Slow-Cooker Mini Smoked Sausages with Grape Jelly Sauce






  • 2 (1 lb) packages mini smoked sausages (like the Little Smokies brand)
  • 1 (12 oz) bottle chili sauce
  • 1 cup grape jelly​


  1. Combine mini smoked sausages or cocktail wieners in a slow cooker with chili sauce and grape jelly. Stir well. Cover and cook on LOW for 4 to 6 hours.
  2. Serve the little hot dogs or sausages from the slow cooker (set on LOW or WARM) with toothpicks, small plates, and napkins available for your guests.
  3. You might also spear them with toothpicks and arrange them on a plate drizzled with some of the sauce. Keep them warm on a warming tray or serve immediately.

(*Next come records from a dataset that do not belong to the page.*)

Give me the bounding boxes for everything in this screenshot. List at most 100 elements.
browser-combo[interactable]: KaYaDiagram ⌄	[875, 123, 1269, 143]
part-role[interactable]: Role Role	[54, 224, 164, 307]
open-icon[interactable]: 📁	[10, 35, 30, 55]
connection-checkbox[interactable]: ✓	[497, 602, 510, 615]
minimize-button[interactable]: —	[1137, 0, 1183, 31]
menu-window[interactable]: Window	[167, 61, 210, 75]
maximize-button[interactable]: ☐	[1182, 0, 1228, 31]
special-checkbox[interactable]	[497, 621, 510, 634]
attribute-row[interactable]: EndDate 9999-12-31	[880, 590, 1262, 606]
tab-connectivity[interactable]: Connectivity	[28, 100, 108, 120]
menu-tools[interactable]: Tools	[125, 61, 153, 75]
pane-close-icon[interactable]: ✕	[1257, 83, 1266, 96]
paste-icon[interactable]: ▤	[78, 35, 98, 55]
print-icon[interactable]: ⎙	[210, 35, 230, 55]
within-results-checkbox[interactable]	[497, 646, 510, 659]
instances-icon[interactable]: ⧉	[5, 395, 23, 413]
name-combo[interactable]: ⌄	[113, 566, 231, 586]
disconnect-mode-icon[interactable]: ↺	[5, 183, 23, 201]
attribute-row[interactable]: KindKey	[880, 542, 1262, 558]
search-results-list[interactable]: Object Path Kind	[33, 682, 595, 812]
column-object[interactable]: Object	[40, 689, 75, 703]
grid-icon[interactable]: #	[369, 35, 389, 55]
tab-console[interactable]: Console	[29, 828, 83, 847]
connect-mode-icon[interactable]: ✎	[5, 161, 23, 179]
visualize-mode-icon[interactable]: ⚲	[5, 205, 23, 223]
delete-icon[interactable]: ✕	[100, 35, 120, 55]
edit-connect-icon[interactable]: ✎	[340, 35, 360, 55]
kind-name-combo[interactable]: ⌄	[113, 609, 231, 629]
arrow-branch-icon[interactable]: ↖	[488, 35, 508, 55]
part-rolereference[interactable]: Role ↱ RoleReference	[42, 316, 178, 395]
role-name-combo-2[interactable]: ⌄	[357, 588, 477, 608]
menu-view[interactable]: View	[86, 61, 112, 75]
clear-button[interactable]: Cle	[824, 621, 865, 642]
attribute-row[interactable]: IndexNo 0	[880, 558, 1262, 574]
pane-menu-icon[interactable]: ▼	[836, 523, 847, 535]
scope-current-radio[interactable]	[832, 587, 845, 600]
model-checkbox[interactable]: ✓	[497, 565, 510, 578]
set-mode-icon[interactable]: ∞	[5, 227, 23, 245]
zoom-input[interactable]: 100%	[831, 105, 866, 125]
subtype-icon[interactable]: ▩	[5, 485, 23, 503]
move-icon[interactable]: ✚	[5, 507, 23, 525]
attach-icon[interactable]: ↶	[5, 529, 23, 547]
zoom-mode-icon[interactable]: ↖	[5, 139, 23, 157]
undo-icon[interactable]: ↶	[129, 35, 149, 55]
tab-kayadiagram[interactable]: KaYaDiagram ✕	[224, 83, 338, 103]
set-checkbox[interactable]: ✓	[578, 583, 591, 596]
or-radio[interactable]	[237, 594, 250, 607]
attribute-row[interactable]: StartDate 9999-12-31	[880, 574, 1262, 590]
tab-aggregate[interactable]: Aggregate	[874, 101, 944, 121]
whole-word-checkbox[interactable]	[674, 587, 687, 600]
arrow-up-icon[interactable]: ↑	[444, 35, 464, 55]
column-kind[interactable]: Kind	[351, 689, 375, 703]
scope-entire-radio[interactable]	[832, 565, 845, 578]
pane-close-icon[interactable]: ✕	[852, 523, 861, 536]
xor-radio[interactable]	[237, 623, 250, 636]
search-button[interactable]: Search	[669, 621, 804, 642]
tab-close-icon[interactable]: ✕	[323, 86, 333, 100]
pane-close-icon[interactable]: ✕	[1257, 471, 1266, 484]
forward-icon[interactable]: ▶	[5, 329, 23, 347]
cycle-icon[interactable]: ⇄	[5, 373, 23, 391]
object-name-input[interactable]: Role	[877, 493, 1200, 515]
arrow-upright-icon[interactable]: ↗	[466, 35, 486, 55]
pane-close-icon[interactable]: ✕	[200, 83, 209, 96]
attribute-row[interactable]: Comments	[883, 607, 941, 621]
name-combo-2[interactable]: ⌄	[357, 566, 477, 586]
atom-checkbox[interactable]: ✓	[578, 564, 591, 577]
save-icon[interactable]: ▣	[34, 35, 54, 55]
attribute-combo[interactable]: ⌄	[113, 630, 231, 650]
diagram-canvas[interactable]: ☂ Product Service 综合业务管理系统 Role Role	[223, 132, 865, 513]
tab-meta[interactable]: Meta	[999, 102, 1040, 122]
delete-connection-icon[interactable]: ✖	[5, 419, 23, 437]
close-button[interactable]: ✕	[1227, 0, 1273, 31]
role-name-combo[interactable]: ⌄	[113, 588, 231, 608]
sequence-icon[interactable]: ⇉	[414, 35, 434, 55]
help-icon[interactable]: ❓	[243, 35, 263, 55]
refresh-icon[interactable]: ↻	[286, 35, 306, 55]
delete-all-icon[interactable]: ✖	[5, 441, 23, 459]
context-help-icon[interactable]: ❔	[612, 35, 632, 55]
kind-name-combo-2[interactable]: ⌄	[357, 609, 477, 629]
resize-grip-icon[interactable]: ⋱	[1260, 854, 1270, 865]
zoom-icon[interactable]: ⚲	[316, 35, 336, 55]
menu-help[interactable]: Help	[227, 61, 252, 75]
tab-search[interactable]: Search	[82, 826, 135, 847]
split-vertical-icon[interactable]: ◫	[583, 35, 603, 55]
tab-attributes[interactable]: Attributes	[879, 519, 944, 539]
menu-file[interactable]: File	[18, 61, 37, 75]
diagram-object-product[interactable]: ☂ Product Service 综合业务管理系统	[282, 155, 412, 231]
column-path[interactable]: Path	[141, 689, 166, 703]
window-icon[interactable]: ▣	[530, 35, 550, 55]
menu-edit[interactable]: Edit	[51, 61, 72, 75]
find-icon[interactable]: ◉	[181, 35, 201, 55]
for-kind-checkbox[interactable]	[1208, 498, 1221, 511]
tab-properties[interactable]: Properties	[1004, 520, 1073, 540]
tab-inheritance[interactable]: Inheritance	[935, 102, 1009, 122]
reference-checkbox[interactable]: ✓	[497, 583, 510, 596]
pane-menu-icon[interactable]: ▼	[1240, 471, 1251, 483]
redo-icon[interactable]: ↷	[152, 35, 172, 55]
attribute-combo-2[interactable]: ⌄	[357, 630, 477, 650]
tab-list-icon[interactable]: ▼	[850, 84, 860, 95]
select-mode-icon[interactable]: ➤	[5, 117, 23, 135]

Note: Chili sauce is a condiment that is similar to cocktail sauce (as opposed to Asian chili paste). Look for chili sauce near the ketchup in the supermarket.

Tips and Variations

  • Instead of mini smoked sausages or mini wieners, use 2 pounds of Polish smoked sausage, andouille sausage or similar smoked sausage. Slice the sausage into 1/2-inch or 1-inch pieces.
  • Add 1 tablespoon of Worcestershire sauce to the sauce mixture.
  • Replace the chili sauce with your favorite barbecue sauce.
  • Add 1 or 2 cups of frozen pearl onions to the slow cooker with the mini sausages or cocktail wieners or add about 1 cup of sliced fresh onions.
  • Replace the grape jelly with currant jelly or a can of cranberry sauce.
  • Replace the grape jelly with apricot preserves and 1/4 cup of packed light brown sugar.
  • Add about 1/2 teaspoon of cayenne pepper for a little “bite.”
  • For “spirited” little smokies, add a few tablespoons of bourbon to the sauce mixture.

Homemade Chili Sauce

  • In a medium bowl, combine 1 cup tomato sauce, 1 tablespoon tomato paste, 2 to 3 tablespoons brown sugar, 2 tablespoons vinegar, 1/2 teaspoon chili powder, 1/4 teaspoon allspice, and 1/4 teaspoon onion powder.
  • Blend well. Store covered in the refrigerator.